Gian Piero Gasperini, tecnico dell'Atalanta, ha presentato la sfida di Coppa Italia contro la Fiorentina, gara valida per l'andata delle semifinali del torneo. "La prima partita ha sempre un'importanza, è una prima parte molto importante, dovremo fare un'ottima prestazione già domani".
C'è una rivalità da tanti anni contro la Fiorentina. Che gara si aspetta?
"Mi aspetto una gara equilibrata, sono due squadre che si conoscono bene, hanno delle caratteristiche ben precise. Noi siamo in un buon momento, dovremo stare attenti perché la Fiorentina è una squadra di valore, dobbiamo avere la concentrazione giusta, sarà una semifinale di Coppa".
Si ritrova in corsa per tutto ciò su cui potete competere.
"Siamo molto orgogliosi di questo periodo, ci sono tantissime gare, l'unica cosa che ci preoccupa e non incorrere in infortuni, il fatto di giocare partite di alto livello ci tiene l'attenzione molto alta, abbiamo la possibilità di rendere questa stagione molto molto positiva".
L'idea del trofeo è un pensiero che lei ha?
"Ho sempre detto che la Coppa Italia è il trofeo fattibile, non ho mai pensato ad altri trofei. Siamo arrivati due volte in finale, credo che questa sia la quarta semifinale, stiamo facendo un percorso molto valido, poi non ho mai pensato che una coppa avrebbe potuto certificare o meno quanto fatto".
La Coppa Italia è un trofeo considerato di secondo piano?
"Ognuno fa la sua classifica in base alle proprie priorità. Chiaro che la Champions ti può dare molto dal punto di vista economico. La Coppa Italia è una competizione che si gioca in poche gare, ognuno poi si crea le proprie priorità".
De Ketelaere?
"Domani non ci sarà, vedremo se ce la farà contro il Cagliari".
Cosa deve fare l'Atalanta?
"Se fai un gol in più vinci (ride, ndr). Le vittorie ti danno delle svolte importante, ti dà una spinta notevolmente superiore. In attacco tutti i giocatori stanno facendo bene, Touré ha realizzato due gol in due partite con la sua nazionale, aspettiamo di recuperare De Ketelaere. Abbiamo una buona solidità, i giocatori sono abituati a giocare tante partite. Hien ci ha dato una bella solidità dietro, nel finale di stagione il rendimento in attacco potrà darci molto, mi aspetto molto dagli attaccanti per poter scalare la classifica".

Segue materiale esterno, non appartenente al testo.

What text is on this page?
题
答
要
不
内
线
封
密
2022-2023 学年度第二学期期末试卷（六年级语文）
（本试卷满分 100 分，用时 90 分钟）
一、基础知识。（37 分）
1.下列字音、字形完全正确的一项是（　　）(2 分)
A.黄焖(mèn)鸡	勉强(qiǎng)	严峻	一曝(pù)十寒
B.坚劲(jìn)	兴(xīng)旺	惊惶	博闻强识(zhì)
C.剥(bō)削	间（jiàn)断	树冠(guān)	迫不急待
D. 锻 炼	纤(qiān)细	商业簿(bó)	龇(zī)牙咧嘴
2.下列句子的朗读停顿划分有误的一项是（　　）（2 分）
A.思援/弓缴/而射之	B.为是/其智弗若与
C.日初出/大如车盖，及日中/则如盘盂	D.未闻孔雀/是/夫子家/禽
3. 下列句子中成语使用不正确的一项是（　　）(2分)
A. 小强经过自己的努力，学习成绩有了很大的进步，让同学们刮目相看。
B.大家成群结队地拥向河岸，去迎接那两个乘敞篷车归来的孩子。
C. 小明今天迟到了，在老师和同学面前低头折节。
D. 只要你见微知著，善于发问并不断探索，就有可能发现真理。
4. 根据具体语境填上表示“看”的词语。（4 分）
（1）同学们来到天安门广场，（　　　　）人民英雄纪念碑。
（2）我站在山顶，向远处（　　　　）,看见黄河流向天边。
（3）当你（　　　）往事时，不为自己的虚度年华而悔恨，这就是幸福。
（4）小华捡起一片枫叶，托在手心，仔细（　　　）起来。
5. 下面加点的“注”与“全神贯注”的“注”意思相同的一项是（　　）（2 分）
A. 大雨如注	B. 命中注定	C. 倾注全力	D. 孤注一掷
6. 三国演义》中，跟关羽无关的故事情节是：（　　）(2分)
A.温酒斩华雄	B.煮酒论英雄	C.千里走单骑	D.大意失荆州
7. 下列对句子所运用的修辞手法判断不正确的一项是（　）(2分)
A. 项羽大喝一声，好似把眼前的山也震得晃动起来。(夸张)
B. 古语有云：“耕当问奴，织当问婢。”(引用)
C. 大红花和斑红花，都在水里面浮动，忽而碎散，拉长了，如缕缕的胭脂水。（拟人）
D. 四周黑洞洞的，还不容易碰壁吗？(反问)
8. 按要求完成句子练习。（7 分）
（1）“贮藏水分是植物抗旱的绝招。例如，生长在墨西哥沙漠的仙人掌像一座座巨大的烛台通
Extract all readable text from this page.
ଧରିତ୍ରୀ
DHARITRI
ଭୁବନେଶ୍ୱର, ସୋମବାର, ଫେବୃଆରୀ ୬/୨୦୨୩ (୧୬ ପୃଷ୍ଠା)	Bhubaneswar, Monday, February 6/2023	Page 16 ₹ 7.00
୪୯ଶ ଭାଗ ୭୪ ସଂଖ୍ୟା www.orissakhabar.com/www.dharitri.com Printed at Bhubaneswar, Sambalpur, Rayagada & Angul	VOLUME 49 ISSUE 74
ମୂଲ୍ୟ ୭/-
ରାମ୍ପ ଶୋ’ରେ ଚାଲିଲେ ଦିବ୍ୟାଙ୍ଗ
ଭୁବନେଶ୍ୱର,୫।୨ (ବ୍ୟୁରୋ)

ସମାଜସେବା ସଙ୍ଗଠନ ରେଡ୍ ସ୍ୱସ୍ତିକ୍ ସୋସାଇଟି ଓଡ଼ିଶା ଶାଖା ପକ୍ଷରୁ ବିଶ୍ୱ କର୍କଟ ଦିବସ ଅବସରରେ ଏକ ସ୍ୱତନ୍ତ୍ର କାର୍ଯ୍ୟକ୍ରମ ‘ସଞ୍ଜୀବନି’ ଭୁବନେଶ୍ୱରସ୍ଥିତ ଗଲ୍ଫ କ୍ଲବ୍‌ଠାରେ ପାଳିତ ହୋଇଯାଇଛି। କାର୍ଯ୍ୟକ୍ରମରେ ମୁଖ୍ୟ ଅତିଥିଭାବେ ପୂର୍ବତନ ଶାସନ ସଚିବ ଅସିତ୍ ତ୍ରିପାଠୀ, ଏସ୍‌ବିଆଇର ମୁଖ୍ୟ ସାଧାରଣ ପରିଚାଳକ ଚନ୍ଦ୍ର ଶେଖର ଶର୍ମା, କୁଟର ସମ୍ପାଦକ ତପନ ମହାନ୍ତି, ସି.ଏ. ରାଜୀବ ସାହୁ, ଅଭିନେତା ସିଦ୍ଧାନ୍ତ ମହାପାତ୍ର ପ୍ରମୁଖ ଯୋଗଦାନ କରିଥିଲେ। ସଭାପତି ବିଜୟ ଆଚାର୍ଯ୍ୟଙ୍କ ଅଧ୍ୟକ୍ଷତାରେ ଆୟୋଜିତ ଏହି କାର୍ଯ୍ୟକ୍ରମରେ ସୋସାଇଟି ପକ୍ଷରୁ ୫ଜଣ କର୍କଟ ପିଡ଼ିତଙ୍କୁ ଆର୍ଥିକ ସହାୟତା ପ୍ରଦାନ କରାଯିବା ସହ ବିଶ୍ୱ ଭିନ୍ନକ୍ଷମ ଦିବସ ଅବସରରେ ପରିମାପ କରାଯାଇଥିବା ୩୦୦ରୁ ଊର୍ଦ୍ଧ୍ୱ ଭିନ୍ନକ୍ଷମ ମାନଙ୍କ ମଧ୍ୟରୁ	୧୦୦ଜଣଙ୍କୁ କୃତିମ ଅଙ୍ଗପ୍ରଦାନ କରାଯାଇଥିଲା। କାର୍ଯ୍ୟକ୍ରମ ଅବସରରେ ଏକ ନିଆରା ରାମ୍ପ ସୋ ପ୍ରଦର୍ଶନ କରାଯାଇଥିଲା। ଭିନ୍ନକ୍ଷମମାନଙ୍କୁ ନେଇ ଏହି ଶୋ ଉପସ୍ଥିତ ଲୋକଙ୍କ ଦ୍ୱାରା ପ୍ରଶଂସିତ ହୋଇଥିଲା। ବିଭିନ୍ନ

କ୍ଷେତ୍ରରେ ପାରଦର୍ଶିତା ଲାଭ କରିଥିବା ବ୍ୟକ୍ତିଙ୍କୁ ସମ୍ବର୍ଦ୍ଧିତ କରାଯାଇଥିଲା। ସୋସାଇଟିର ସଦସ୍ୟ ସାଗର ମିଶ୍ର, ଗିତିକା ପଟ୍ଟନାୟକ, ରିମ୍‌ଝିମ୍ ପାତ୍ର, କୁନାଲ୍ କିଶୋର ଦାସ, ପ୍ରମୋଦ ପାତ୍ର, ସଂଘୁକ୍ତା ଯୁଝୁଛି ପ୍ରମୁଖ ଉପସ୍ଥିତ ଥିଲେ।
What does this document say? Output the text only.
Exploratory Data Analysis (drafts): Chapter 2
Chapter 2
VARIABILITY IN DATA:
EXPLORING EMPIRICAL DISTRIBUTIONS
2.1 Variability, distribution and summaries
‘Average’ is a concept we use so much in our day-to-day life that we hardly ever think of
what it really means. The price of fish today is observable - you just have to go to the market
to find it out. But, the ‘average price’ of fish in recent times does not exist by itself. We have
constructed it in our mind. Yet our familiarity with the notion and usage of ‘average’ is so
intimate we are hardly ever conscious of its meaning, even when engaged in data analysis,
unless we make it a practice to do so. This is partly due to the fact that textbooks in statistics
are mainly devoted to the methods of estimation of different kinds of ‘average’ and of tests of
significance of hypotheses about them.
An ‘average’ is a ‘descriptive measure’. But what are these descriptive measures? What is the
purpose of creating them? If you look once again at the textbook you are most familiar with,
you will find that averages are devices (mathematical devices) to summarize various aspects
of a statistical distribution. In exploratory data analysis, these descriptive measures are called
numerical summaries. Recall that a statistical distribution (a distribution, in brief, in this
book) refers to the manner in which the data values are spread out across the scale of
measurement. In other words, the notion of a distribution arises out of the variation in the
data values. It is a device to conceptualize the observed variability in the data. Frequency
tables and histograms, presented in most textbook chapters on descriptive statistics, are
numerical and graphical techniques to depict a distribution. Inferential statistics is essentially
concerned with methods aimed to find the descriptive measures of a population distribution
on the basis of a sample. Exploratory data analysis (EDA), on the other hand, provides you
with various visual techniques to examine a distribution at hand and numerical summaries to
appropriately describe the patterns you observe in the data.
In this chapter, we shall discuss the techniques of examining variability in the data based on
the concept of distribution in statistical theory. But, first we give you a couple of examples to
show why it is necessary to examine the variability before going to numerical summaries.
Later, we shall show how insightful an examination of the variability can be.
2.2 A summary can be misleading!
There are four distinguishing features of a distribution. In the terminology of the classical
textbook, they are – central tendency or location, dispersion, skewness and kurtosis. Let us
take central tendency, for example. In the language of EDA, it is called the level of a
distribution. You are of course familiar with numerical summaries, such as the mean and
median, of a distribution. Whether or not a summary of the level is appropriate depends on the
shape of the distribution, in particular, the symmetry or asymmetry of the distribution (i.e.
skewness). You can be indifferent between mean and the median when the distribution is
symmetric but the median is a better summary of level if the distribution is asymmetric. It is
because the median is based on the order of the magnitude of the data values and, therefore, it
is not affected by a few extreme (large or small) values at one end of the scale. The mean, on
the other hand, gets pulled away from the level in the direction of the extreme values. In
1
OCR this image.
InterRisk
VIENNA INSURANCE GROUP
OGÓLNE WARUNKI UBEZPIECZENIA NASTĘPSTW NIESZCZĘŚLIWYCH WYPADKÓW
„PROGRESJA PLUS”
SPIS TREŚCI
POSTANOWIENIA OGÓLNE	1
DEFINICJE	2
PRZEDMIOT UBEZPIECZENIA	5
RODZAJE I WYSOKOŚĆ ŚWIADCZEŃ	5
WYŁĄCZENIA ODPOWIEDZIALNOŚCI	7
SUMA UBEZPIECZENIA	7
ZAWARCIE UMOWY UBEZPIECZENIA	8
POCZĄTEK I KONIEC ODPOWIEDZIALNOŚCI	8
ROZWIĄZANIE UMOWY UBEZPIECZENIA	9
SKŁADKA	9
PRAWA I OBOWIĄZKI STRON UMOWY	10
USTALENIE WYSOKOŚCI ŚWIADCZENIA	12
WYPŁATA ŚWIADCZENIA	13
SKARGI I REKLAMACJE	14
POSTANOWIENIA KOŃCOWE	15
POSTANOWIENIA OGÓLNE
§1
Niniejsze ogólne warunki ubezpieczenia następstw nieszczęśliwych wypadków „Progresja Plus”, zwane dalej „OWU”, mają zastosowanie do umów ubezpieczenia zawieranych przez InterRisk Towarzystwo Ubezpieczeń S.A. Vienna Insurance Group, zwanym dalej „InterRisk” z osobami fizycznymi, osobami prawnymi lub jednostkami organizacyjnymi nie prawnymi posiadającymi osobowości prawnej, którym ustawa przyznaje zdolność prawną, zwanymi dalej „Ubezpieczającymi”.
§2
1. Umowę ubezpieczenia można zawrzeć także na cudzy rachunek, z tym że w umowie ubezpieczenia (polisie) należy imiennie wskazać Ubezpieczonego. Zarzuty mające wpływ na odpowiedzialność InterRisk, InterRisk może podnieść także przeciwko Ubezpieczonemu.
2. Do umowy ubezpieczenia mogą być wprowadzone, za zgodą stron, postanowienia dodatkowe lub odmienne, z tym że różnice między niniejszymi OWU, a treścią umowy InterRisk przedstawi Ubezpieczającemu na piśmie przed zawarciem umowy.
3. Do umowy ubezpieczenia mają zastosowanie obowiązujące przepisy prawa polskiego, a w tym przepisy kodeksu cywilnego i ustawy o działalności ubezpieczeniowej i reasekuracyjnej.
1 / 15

Domani andrà in panchina Gritti.
"Tullio è prima di tutto un amico, calcisticamente siamo insieme da tanti anni. Mi dispiace perdere le due semifinali di Coppa Italia con questa squalifica che è maturata a Milano con lo scontro tra De Roon e Gabbia. Comunque vedrò le due semifinali dalla tribuna, si vede meglio".
Carnesecchi o Musso?
"Carnesecchi è cresciuto giocando, in alcune partite è stato decisivo. Avrebbe bisogno di un po' di ammorbidente sui piedi...(ride, ndr)".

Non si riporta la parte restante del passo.